Una lista che si fa più lunga se consideriamo anche il Trentino-Alto Adige con le giunte del presidente della provincia di Bolzano Arno Kompatscher (Südtiroler Volkspartei - Lega Salvini Alto Adige-Südtirol) e del presidente della Provincia autonoma di Trento, Maurizio Fugatti (Lega). Con Bardi, scelto da Silvio Berlusconi per guidare l'asse Lega-Forza Italia-Fratelli d'Italia, il centrodestra guida più Regioni del centrodestra a cui adesso restano "solo" nove Regioni Lazio, Marche, Campania, Calabria, Emilia Romagna, Piemonte, Puglia, Toscana e Umbria. E, nei prossimi mesi, il panorama potrebbe mutare ulteriormente. Nel 2019 infatti saranno chiamate al voto anche altre tre Regioni che sono attualmente guidate dal centrosinistra: il Piemonte andrà alle urne a maggio mentre in autunno sarà la volta della Calabria e dell'Emilia Romagna.

"La Basilicata è pronta per il cambiamento", ha esultato Bardi al termine dello spoglio. "Oggi abbiamo scritto la storia di questa regione - ha continuato il neo governatore - dopo tanti anni di centrosinistra, il centrodestra ha scelto la via del riscatto di questa terra. Sono emozionato come lucano, onorato come uomo delle istituzioni". Incassata la vittoria ha subito telefonato a Berlusconi per ringraziarlo del "forte sostegno" e della "grande generosità nel momento della scelta del candidato e successivamente nel corso della campagna elettorale". Molto soddisfatto anche Matteo Salvini il cui partito, la Lega, ha triplicato i voti. "Sette a zero - ha commentato il vicepremier su Twitter - saluti alla sinistra e ora si cambia l'Europa". Stessi toni usati anche da Giorgia Meloni che con Fratelli d'Italia al 6% ha sottolineato il "trend di crescita" nella speranza di replicarlo anche alle europee. "Ancora una volta - ha aggiunto - siamo uno dei due partiti che crescono e le nostre percentuali in questo caso raddoppiano, quindi sono molto molto contenta".

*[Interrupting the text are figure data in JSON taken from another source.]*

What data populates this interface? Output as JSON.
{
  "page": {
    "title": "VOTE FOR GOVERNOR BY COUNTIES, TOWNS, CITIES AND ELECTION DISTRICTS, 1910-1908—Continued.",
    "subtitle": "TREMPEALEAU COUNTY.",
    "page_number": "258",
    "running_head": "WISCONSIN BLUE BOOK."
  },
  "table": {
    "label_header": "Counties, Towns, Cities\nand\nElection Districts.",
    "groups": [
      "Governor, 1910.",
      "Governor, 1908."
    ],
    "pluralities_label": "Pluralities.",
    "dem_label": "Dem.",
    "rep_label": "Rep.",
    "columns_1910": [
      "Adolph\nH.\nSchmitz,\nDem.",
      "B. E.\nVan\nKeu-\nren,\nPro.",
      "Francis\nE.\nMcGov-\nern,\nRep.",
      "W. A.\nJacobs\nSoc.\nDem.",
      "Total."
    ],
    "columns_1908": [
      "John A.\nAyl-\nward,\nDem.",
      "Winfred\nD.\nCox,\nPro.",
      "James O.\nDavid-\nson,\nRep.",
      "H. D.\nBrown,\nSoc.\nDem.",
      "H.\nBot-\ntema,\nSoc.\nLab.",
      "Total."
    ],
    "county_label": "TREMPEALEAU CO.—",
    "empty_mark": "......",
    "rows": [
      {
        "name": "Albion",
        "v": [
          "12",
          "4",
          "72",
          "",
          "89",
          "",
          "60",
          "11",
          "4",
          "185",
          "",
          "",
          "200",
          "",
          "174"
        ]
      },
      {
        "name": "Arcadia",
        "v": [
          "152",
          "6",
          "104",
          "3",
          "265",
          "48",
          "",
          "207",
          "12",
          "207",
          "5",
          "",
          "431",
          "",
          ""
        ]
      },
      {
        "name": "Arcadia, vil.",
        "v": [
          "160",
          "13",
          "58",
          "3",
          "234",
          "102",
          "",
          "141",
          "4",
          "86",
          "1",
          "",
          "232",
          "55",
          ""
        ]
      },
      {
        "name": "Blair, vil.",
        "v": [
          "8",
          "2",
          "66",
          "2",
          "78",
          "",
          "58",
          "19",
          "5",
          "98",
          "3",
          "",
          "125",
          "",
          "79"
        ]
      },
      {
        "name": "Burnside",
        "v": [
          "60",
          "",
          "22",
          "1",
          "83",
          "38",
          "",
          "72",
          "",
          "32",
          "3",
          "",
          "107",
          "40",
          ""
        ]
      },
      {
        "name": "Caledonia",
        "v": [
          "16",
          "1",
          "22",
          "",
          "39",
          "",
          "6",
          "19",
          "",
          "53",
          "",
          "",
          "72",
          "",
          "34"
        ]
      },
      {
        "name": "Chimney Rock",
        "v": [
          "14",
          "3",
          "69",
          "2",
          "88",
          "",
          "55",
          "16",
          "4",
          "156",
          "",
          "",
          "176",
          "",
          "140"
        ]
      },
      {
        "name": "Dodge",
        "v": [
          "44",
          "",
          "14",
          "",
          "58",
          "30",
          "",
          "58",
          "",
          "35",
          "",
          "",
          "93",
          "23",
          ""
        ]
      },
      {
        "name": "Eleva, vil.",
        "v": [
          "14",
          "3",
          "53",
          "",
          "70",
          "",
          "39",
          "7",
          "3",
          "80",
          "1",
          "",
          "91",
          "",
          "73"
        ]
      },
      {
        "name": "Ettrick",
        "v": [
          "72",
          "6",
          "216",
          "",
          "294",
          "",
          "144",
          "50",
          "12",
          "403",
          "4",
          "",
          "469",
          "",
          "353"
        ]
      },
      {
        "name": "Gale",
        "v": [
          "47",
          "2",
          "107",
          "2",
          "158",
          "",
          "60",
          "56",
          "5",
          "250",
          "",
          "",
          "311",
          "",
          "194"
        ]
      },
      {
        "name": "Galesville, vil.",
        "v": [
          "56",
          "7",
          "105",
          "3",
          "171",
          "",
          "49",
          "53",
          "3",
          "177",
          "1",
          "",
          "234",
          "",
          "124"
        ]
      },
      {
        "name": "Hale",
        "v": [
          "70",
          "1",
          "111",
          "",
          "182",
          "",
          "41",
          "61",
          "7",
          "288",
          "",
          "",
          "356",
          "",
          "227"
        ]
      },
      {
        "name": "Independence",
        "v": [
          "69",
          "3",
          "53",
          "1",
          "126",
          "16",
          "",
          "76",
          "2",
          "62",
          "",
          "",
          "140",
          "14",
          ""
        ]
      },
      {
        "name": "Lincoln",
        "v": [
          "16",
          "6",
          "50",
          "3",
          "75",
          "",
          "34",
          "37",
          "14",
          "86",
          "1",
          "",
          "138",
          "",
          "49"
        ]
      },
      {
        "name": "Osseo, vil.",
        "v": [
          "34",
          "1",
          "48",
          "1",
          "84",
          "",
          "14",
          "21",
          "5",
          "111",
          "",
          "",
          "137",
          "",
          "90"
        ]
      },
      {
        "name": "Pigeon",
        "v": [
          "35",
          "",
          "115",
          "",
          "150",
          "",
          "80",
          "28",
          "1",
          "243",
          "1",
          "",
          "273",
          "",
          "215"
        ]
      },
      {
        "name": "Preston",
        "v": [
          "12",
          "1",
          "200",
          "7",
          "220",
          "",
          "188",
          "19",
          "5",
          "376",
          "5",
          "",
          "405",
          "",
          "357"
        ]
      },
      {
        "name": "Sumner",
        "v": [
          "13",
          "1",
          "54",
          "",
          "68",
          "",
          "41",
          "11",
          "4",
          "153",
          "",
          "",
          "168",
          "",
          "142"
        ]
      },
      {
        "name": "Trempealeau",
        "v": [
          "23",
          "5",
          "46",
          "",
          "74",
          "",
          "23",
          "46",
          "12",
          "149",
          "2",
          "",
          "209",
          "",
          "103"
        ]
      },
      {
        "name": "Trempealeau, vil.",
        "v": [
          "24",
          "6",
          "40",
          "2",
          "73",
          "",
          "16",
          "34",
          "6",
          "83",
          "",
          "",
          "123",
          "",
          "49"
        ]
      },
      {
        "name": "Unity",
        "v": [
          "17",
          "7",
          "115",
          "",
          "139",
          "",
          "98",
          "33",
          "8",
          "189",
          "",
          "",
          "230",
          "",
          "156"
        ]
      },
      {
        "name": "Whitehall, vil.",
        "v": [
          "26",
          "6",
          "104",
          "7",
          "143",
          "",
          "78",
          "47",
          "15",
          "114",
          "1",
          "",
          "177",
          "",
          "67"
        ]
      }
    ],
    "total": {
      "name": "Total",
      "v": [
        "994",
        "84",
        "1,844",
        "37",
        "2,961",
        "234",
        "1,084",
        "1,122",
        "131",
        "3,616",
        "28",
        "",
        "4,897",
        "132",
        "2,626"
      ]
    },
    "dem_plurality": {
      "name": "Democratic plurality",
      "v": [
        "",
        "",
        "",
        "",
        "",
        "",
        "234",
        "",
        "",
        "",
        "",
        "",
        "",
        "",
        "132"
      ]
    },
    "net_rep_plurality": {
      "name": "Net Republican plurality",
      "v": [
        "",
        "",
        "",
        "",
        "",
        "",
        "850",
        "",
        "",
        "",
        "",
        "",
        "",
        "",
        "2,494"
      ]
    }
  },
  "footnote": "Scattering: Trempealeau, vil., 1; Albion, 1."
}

Intanto Cesare Battisti, l'ex terrorista dei Pac arrestato a gennaio dopo quasi 40 anni di latitanza, che grazie a questo Governo e tornato in Italia ha ammesso per la prima volta, davanti al pm di Milano, Alberto Nobili, di essere responsabile dei 4 omicidi per cui è stato condannato.

"Mi rendo conto del male che ho fatto e chiedo scusa ai familiari" delle vittime. È quanto ha detto Cesare Battisti al pm Alberto Nobili, responsabile dell'anti-terrorismo a Milano, che coordina le indagini sulle presunte coperture che l'ex terrorista dei Pac ha avuto durante la latitanza.

Tutto quello che è stato ricostruito nelle sentenze definitive sui Pac, "i 4 omicidi, i 3 ferimenti e una marea di rapine e furti per autofinanziamento, corrisponde al vero". Così il pm di Milano Alberto Nobili, ha riassunto le ammissioni fatte da Cesare Battisti davanti al magistrato, al quale l'ex terrorista ha anche spiegato: "Io parlo delle mie responsabilità, non farò i nomi di nessuno".